METHODSSemen samples were collected from 25 volunteers, each sample equally divided into four parts to be cryopreserved with cryoprotectant only (Ly0 control) or cryoprotectant + lycopene at the concentrations of 2 (Ly2), 5 (Ly5), and 10 µmol/L (Ly10), respectively. Before and after thawing, the semen samples were subjected to computer-assisted semen analysis ( CASA) for sperm kinematics, flow cytometry for sperm apoptosis, thiobarbituric acid assay for malondialdehyde (MDA) concentration, and JC-1 fluorescent staining for the sperm mitochondrial membrane potential (MMP).
RESULTSAfter cryopreservation, sperm motility was markedly decreased in all the groups (P < 0.01). The rate of sperm apoptosis was significantly lower in the Ly5 group than in the Ly0 control ([25.68 ± 4.36]% vs [33.26 ± 4.78]%, P < 0.05), while sperm MMP remarkably higher in the former than in the latter ([66.18 ± 14.23]% vs [55.24 ± 12.31]%, P < 0.05). The Ly2, Ly5 and Ly10 groups showed no statistically significance differences in the MDA level from the Ly0 control (P > 0.05).

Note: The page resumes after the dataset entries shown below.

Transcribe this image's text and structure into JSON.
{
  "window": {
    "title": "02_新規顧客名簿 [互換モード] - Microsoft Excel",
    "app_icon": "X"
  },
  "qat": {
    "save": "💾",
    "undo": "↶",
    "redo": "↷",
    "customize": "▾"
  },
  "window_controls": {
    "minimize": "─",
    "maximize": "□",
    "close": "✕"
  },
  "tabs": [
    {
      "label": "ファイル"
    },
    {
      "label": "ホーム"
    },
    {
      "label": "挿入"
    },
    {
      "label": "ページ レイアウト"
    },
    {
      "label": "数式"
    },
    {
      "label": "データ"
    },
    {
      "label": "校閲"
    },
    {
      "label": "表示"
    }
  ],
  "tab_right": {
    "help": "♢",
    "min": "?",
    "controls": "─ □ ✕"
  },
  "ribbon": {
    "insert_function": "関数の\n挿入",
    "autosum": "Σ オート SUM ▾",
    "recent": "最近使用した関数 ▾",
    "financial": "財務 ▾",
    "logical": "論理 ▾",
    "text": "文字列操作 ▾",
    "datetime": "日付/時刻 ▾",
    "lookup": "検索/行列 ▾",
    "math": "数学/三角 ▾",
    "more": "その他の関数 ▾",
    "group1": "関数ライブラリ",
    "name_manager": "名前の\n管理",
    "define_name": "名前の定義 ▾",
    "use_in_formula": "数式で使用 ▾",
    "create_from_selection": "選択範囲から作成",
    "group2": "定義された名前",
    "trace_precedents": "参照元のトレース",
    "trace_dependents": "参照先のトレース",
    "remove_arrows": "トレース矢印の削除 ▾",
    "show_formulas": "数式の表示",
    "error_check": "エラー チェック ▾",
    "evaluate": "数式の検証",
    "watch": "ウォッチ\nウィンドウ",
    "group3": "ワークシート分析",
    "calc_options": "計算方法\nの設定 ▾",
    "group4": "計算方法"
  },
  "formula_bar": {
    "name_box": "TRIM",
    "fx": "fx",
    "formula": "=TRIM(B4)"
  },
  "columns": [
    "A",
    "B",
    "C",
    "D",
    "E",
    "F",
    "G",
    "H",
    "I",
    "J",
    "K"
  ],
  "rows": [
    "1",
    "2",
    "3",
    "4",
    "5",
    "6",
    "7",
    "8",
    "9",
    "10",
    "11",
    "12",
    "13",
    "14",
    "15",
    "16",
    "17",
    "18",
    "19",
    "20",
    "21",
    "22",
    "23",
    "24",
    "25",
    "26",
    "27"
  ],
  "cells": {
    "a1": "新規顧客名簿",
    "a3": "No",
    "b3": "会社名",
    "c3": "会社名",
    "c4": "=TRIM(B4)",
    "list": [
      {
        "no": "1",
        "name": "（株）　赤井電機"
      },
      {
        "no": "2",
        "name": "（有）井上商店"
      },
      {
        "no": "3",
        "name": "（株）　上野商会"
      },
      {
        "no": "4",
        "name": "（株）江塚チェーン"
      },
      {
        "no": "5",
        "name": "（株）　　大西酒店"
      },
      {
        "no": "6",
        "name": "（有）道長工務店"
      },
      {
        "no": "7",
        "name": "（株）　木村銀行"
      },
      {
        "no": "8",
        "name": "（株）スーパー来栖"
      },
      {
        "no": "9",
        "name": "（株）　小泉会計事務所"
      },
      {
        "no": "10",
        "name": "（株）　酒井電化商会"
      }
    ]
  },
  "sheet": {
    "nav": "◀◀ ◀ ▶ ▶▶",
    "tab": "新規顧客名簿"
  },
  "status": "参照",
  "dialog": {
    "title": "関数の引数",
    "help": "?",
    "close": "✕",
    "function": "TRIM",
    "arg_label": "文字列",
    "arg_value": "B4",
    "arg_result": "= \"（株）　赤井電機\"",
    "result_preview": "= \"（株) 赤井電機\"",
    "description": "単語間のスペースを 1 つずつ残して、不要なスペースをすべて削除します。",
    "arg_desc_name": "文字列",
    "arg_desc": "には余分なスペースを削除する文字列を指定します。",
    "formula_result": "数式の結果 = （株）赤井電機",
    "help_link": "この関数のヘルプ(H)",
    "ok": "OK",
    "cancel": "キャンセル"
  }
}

CONCLUSIONAddition of lycopene at a proper concentration to cryoprotectant may reduce oxidative damage to sperm mitochondria in the freezing-thawing process, attenuate oxidative stress injury induced by reactive oxygen species to sperm plasma membrane, and improve the anti-apoptosis ability of sperm.